Notwithstanding the research and policies related to inpatient self-harm and suicide attempts, there are many barriers to adequately addressing these issues. Many studies cited a lack of data or inconsistency in the reporting of suicide and self-harms as limitations. The lack of consistent data makes it difficult to measure how effective a treatment may have been, and which treatments are more or less effective than others. Additionally, countries vary dramatically in the reporting of suicide and self-harm rates making comparisons difficult (Walsh et al., 2015). Limited evidence has been published regarding suicide prevention in nursing homes and other long-term care facility (Chauliac et al., 2019).

Also, published guidelines are general clinical practice guidelines, rather than a clinical pathway to treatment (Wilhelm et al., 2017). Clinical practice guidelines are generally less specific with less information provided on how to implement them in hospital settings. Thus, clinical practice guidelines are more difficult to put into place (Wilhelm et al., 2017).

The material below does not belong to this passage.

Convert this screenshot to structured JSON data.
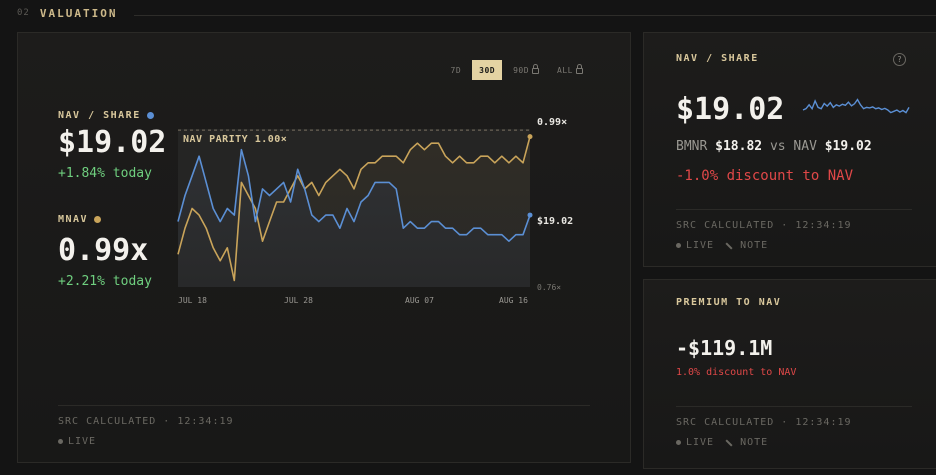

Finally, suicide and self-harm are often caused by distinct types of stressors and emotional distress. A variety of objects and places within the hospital may be used to carryout self-harm or suicide attempts. Therefore, standardization of care may be difficult as no two patients will be alike. Nonetheless, having established guidelines that include a patient assessment can help staff identify risk levels and focus their efforts. The uniqueness of each patient is another reason nurses and hospital staff need to be well-trained and confident in their skills in order to provide the best care possible while maintaining standards.

Future Research

There are several areas where future research may be beneficial. While the focus of this paper is inpatient suicide, hospitals should consider how to address suicide that occurs after a patient returns to the community following hospital stay or emergency room visit, since post-discharge suicide is known to be a frequent occurrence (Riblet et al., 2017). In additional, more globally accepted standards should be developed to help improve patient care and reduce suicide risk around the world, especially in nursing homes, long-term care, and other skilled nursing facilities. More specific standards such as a clinical pathway may be beneficial and more easily implemented than the less specific guidance that exists. Finally, improved surveillance systems need to be deployed to accurately track the number of attempted and completed suicide and self-harm episodes. A better tracking system will allow for more accurate measurement of interventions.